Потом родился ребенок, родился без особых затруднений: мальчик с прямой спинкой и сильными ножками. В первый день Кэрол ненавидела его за причиненные им муки и пережитый безотчетный страх. Ее огорчало его безобразие. Но потом она полюбила его со всей преданностью и силой инстинкта, над которым раньше смеялась. Она так же шумно, как и Кенникот, восхищалась изяществом крошечных ручек. Она была побеждена доверием, с каким младенец тянулся к ней. Страсть к нему росла с каждой неприятной прозаической мелочью, которую ей приходилось для него делать.
Его назвали Хью, по ее отцу.
Хью рос худеньким здоровым ребенком с большой головой и мягкими каштановыми волосиками. Он был сосредоточен и молчалив — настоящий Кенникот.

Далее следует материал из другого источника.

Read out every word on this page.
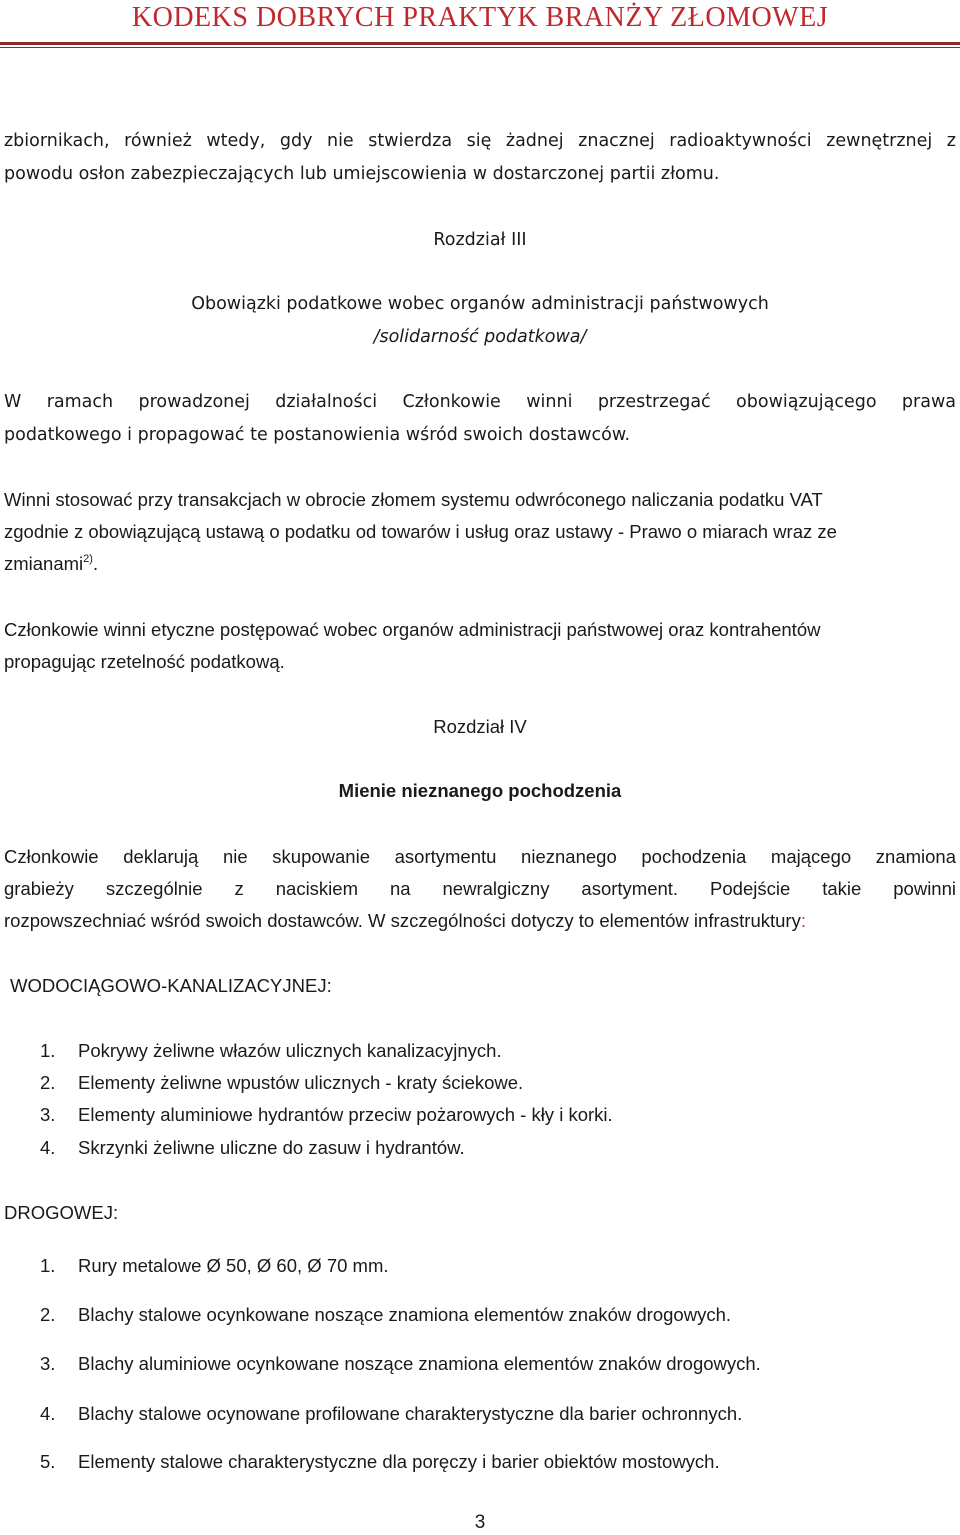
KODEKS DOBRYCH PRAKTYK BRANŻY ZŁOMOWEJ
zbiornikach, również wtedy, gdy nie stwierdza się żadnej znacznej radioaktywności zewnętrznej z
powodu osłon zabezpieczających lub umiejscowienia w dostarczonej partii złomu.
Rozdział III
Obowiązki podatkowe wobec organów administracji państwowych
/solidarność podatkowa/
W ramach prowadzonej działalności Członkowie winni przestrzegać obowiązującego prawa
podatkowego i propagować te postanowienia wśród swoich dostawców.
Winni stosować przy transakcjach w obrocie złomem systemu odwróconego naliczania podatku VAT
zgodnie z obowiązującą ustawą o podatku od towarów i usług oraz ustawy - Prawo o miarach wraz ze
zmianami$^{2)}$.
Członkowie winni etyczne postępować wobec organów administracji państwowej oraz kontrahentów
propagując rzetelność podatkową.
Rozdział IV
Mienie nieznanego pochodzenia
Członkowie deklarują nie skupowanie asortymentu nieznanego pochodzenia mającego znamiona
grabieży szczególnie z naciskiem na newralgiczny asortyment. Podejście takie powinni
rozpowszechniać wśród swoich dostawców. W szczególności dotyczy to elementów infrastruktury:
WODOCIĄGOWO-KANALIZACYJNEJ:
1. Pokrywy żeliwne włazów ulicznych kanalizacyjnych.
2. Elementy żeliwne wpustów ulicznych - kraty ściekowe.
3. Elementy aluminiowe hydrantów przeciw pożarowych - kły i korki.
4. Skrzynki żeliwne uliczne do zasuw i hydrantów.
DROGOWEJ:
1. Rury metalowe Ø 50, Ø 60, Ø 70 mm.
2. Blachy stalowe ocynkowane noszące znamiona elementów znaków drogowych.
3. Blachy aluminiowe ocynkowane noszące znamiona elementów znaków drogowych.
4. Blachy stalowe ocynowane profilowane charakterystyczne dla barier ochronnych.
5. Elementy stalowe charakterystyczne dla poręczy i barier obiektów mostowych.
3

Два года, кроме него, на свете ничего не существовало. Правда, Кэрол не оправдала предсказаний умудренных матрон, что она «перестанет хлопотать обо всем на свете и заботиться о чужих детях, как только ей придется думать о своем ребенке». Варварская готовность жертвовать другими детьми для того, чтобы один младенец имел больше, чем надо, была для нее немыслима. Но собой она готова была жертвовать. Он был для нее святыней, и, когда Кенникот попробовал предложить ей крестить ребенка, она отвечала так:
— Я не позволю оскорбить мое дитя и меня самое, прося у невежественного юнца в сюртуке благословения на то, чтобы он у меня был! Я не позволю подвергать его шаманским обрядам! Уж если от меня он не получил освящения, если я не искупила его душу девятью часами адской муки, то от преподобного мистера Зиттерела ему нечего получить!
— Ну, баптисты обычно и не крестят младенцев. Я подумывал больше о преподобном Уоррене, — сказал Кенникот.
Хью был для нее смыслом жизни, залогом будущих свершений, предметом поклонения и… занимательной игрушкой.
— Я думала, что буду матерью-дилетанткой, но я так ужасающе естественна, словно какая-нибудь миссис Богарт, — хвастала она.
Два года Кэрол была совсем своя в Гофер-Прери. Она стала такой же «нашей молодой матерью», как миссис Мак-Ганум. Она больше не заносилась. Не мечтала о спасении. Ее честолюбивые думы сосредоточились на Хью. Восхищенно глядя на его нежное, как жемчуг, ушко, она восклицала:
— Рядом с ним я чувствую себя старухой с кожей, как наждачная бумага, и… это меня радует! Он совершенство! Он должен иметь все, все! Он не останется здесь, в Гофер-Прери, навсегда… Хотела бы я знать, какой университет, собственно, лучше: Гарвард, Йель или Оксфорд?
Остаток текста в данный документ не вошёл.